Flaunt it while you got it with low-slung jeans, shorn at the waistline; skimpy and ragged halter neck dresses the better to show off youthful figures. Denim over-painted, intersected with lace or mesh. 

Diesel AW23 – FNW

Most striking of all, Diesel’s denim devoré, developed in-house, distressed jeans that shows the skin, bottoms and underwear beneath. Hips and haunches revealed under oversized shirts, jeans, skirts, scrawny knits and dresses, often embellished with crystals.
For guys, a painterly moment with lots of denim and leather jackets smeared and over-painted like an abstract expressionist’s palette.
Cyber punk heroines in faded denim power-shoulder flight jackets and matching denim skinny cargo pants, with denim high heels with mini military pockets. Demin so bleached and crinkled it looked like fried metal or a worn white-washed wall on the Aran islands.


Diesel AW23 – FNW

Gary Gill Make-up: Inge Grognard

In a brilliant hair and make-up display by Gary Gill Make and Inge Grognard – theatrically done, models were done up with blue and washed-out faces and torsos matching and complimenting the fabrics.
Martens also cut some mean leather looks – ergonomic warriors – for ladies a wrap blouson held in place with a metallic D, an askew skirt and gunslinger’s belt; for gents a superhero top and pants – with the same belt.
At times, it did get far too messy, as Martens played about with shaggy nomad baseball jackets and tunics. Before righting itself with a great series of rock star Pop Art looks. Made by using Photoshop to blow up hyper-real close-ups of faces, mouths, smiles and teeth, seen on zip-up jackets, tops and skirts.

Diesel AW23 – FNW

Working the eco-responsibility angle, Glenn upcycled existing fabrics like biker denims, which he metalized, or a shearling jacket that were bonded with denim then distressed. While deadstock faux fur was painted, covered in plastic and heated – to look like almost liquid fur.
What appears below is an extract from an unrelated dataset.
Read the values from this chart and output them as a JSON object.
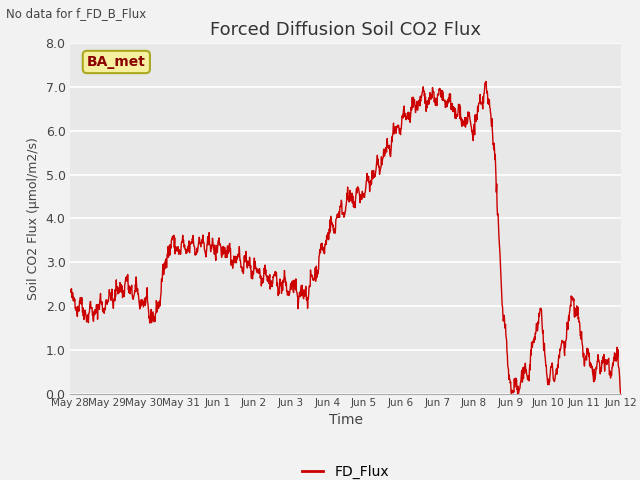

Clearly putting in the hours in Diesel’s design studio, Martens also sent out denim boots with utilitarian pockets; a new sneaker with an oversized sole, the Prototype 3; a D-Charm quilted denim bag; fresh shades made in special collab’ with EssilorLuxottica; and a brand-new watch, the Vertebrae, its casing shaped like the bones of the spine.
But, ultimately, the most memorable image was Marten’s summit of sheathes, a striking reminder of individual freedom, and responsibility, for Diesel’s global community. 
“We have to remind everyone that safe sex is still important, we cannot forget,” concluded Martens.